図13は、本形態例で使用するプリント回路基板1の断面構造の概要である。図13(a)に示す構造は、スルーホール11の挿入実装部品8の投入側をテーパー形状15とした例である。スルーホール11の上部に形成されるランド12のサイズは形態例1の場合と変わらないため、表面に実装する部品の障害にはならない。図13(a)の構造の場合、スルーホール11は、表面側の径が最も大きく奥ほど径が狭いテーパー形状を有するため、はんだペースト21の充填が容易になると共に充填されるはんだペースト21の量が多くなり、挿入実装部品8のはんだ付けが容易になる。また、挿入側のスルーホール11がテーパー形状を有しているため、挿入実装部品8のスルーホール11内への挿入が容易になる。

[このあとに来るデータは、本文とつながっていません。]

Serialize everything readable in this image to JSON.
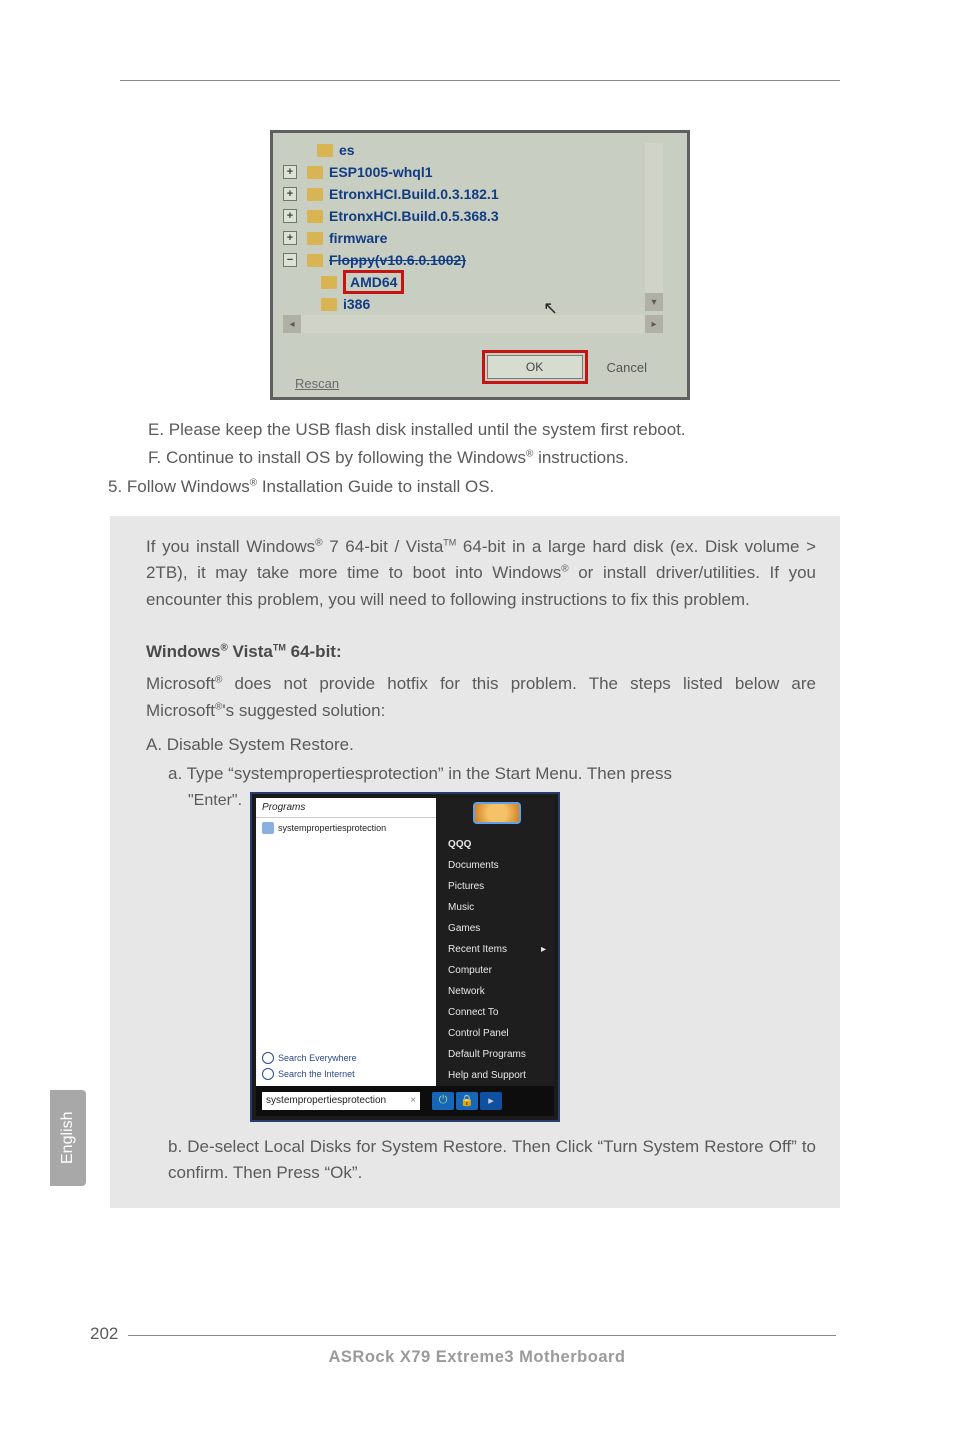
{
  "page_number": "202",
  "language_tab": "English",
  "footer": "ASRock  X79  Extreme3  Motherboard",
  "shot1": {
    "tree": {
      "r1": "es",
      "r2": "ESP1005-whql1",
      "r3": "EtronxHCI.Build.0.3.182.1",
      "r4": "EtronxHCI.Build.0.5.368.3",
      "r5": "firmware",
      "r6": "Floppy(v10.6.0.1002)",
      "amd": "AMD64",
      "i386": "i386"
    },
    "ok": "OK",
    "cancel": "Cancel",
    "rescan": "Rescan"
  },
  "steps": {
    "e": "E. Please keep the USB flash disk installed until the system first reboot.",
    "f_pre": "F. Continue to install OS by following the Windows",
    "f_post": " instructions.",
    "five_pre": "5. Follow Windows",
    "five_post": " Installation Guide to install OS."
  },
  "info": {
    "p1_a": "If you install Windows",
    "p1_b": " 7 64-bit / Vista",
    "p1_c": " 64-bit in a large hard disk (ex. Disk volume > 2TB), it may take more time to boot into Windows",
    "p1_d": " or install driver/utilities. If you encounter this problem, you will need to following instructions to fix this problem.",
    "heading_a": "Windows",
    "heading_b": " Vista",
    "heading_c": " 64-bit:",
    "p2_a": "Microsoft",
    "p2_b": " does not provide hotfix for this problem. The steps listed below are Microsoft",
    "p2_c": "'s suggested solution:",
    "A": "A. Disable System Restore.",
    "a_line": "a. Type “systempropertiesprotection” in the Start Menu. Then press",
    "enter": "\"Enter\".",
    "b_line": "b. De-select Local Disks for System Restore. Then Click “Turn System Restore Off” to confirm. Then Press “Ok”."
  },
  "shot2": {
    "programs": "Programs",
    "item1": "systempropertiesprotection",
    "search_everywhere": "Search Everywhere",
    "search_internet": "Search the Internet",
    "right": {
      "qqq": "QQQ",
      "docs": "Documents",
      "pics": "Pictures",
      "music": "Music",
      "games": "Games",
      "recent": "Recent Items",
      "computer": "Computer",
      "network": "Network",
      "connect": "Connect To",
      "control": "Control Panel",
      "default": "Default Programs",
      "help": "Help and Support"
    },
    "searchbox": "systempropertiesprotection",
    "x": "×"
  }
}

図13(b)に示す構造は、スルーホール11の挿入実装部品8の投入側に段差形状16を有している。この場合も、スルーホール11の上部に形成されるランド12のサイズは形態例1と変わらないため、表面に実装する部品の障害にはならない。図13(b)の構造の場合、スルーホール11は、表面側が第1のサイズで奥側が第2のサイズ(<第1のサイズ)の段差形状になっている。このため、はんだペースト21の充填が容易になると共に充填されるはんだペースト21の量が多くなり、挿入実装部品8のはんだ付けが容易になる。また、挿入実装部品8のスルーホール11内への挿入が容易になる。
図13に示すプリント回路基板1に、図1に示す製造プロセスに従って表面実装部品7と挿入実装部品8を実装したところ、形態例1と同様の結果が得られ、温度サイクル等の信頼性試験(実用化試験)に十分耐えることができた。
(他の形態例)
以上、本発明者によってなされた発明を実施の形態に基づき具体的に説明したが、本発明は前記実施の形態に限定されるものではなく、その要旨を逸脱しない範囲で種々変更可能であることはいうまでもない。本発明に係る製造プロセスは、表面実装部品7及び挿入実装部品8を混載して搭載するプリント回路基板1として好適である。特に、厚みが大きいプリント回路基板1の表面に形成されたランド12とスルーホール11に同時にはんだペースト21を転写及び充填するのに好適である。この製造プロセスの採用により、短タクト(低コスト)なプリント回路基板の生産に利用できる。
なお、図14に示すように、前述した製造プロセスで作製されたプリント回路基板110は、各種の電子機器100に搭載することができる。電子機器100は、例えば電子計算機(サーバ、ストレージ装置、パーソナルコンピュータ)、携帯電話機、スマートフォン、タブレット端末、液晶ディスプレイ装置、ナビゲーション装置、ゲーム機、AV機器、電卓、電子手帳、カメラ、プリンタ、ハードディスク装置が含まれる。